K-Number: K172222 · 2017-12-08

Decision Date2017-12-08

Product CodeMOS

Advisory CommitteeRA

DecisionSubstantially Equivalent

Device Summary

8ch Flex Suite is a medical device manufactured by Shenzhen RF Tech Co., Ltd.. It received FDA 510(k) clearance on 2017-12-08 under approval number K172222. The device is classified under product code MOS. It was reviewed by the RA advisory panel. FDA Decision: Substantially Equivalent.

Frequently Asked Questions

What is the 8ch Flex Suite?

8ch Flex Suite is a medical device that received FDA 510(k) clearance on 2017-12-08. It is manufactured by Shenzhen RF Tech Co., Ltd.. The 510(k) number is K172222.

When was 8ch Flex Suite approved by the FDA?

8ch Flex Suite received FDA 510(k) clearance on 2017-12-08, under approval number K172222.

What company makes 8ch Flex Suite?

8ch Flex Suite is manufactured by Shenzhen RF Tech Co., Ltd..

What is the FDA product code for 8ch Flex Suite?

The FDA product code for 8ch Flex Suite is MOS.

Other Devices by Shenzhen RF Tech Co., Ltd.

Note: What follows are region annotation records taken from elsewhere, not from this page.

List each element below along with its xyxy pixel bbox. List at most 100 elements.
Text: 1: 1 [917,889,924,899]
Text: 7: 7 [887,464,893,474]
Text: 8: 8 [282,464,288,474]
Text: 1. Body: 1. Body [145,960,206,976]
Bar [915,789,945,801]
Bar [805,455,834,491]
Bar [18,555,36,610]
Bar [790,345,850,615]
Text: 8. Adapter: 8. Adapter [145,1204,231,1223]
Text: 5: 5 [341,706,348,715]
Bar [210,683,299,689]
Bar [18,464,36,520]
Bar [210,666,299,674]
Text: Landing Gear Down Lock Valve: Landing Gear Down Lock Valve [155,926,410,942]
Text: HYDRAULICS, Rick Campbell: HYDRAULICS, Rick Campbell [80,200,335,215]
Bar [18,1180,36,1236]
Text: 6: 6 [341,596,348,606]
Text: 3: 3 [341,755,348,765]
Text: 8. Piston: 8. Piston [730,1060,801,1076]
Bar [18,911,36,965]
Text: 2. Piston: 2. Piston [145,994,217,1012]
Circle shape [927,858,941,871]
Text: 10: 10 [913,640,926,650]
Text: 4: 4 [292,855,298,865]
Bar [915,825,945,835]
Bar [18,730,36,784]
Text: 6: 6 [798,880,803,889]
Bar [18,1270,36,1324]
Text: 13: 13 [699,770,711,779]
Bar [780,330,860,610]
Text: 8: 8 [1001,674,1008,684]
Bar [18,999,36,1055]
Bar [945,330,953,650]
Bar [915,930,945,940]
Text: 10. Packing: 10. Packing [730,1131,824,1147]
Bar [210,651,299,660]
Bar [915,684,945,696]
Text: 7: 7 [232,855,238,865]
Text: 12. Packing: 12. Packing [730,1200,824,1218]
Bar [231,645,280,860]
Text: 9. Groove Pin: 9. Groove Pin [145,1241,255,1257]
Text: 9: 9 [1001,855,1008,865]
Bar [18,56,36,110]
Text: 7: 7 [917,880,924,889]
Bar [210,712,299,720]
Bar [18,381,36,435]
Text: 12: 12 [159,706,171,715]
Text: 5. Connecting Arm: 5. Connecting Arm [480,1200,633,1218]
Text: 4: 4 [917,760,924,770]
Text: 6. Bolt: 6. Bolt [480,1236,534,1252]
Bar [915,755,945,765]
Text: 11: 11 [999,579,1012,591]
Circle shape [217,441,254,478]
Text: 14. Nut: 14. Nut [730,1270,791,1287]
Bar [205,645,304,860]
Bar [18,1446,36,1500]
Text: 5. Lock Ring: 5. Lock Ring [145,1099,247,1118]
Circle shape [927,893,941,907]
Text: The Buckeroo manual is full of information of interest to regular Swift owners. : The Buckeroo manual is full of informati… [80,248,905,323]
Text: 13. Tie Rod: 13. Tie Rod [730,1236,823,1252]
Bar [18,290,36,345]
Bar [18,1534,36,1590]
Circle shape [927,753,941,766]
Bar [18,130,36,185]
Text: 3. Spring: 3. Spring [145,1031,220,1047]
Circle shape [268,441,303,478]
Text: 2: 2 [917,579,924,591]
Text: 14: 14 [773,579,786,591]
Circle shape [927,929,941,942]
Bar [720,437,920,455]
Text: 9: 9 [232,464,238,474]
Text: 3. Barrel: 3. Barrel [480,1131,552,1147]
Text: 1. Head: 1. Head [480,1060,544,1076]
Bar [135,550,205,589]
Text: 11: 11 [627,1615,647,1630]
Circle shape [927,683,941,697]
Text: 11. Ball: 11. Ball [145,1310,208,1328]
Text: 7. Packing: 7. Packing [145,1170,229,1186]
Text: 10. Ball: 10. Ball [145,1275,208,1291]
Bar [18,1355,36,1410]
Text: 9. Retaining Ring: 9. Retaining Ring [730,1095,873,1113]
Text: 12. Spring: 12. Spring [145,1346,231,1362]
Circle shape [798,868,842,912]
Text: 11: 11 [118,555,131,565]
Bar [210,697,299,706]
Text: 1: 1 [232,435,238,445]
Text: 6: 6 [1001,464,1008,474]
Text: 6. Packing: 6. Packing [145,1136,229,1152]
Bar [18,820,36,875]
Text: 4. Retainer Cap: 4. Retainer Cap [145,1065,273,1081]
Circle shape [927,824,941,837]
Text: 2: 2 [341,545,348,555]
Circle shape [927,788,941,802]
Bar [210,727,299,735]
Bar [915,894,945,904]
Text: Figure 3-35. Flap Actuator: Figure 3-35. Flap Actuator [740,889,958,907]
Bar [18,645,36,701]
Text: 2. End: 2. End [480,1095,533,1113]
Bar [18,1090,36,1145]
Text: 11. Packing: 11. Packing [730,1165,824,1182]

K1609328ch Foot Ankle Coil K1609358ch Foot Ankle Coil K2008368ch Flex Suite K2232398ch Wrist Coil K2310851.5T HD T/R Knee Array (10-F34127) K2232031.5T 24E Posterior Array

View all 11 devices →

Related Devices (Code: MOS)

K16262316ch T/R Hand Wrist CoilQuality Electrodynamics, LLC K162966TxRx Knee 15 Flare MR Coil 1.5TQuality Electrodynamics, LLC K163066TxRx Knee 15 Flare MR Coil 3.0TQuality Electrodynamics, LLC K162863dS Small Extremity 16CH 1.5T CoilInvivo Therapeutics Corporation K16202916ch T/R Knee CoilQuality Electrodynamics, LLC K162079TRILLIUM Oval Head Coil 32Hitachi Medical Systems America, Inc.

Official Source

View on FDA Database →

Data sourced from FDA Open API. For the most current and authoritative information, always refer to the official record.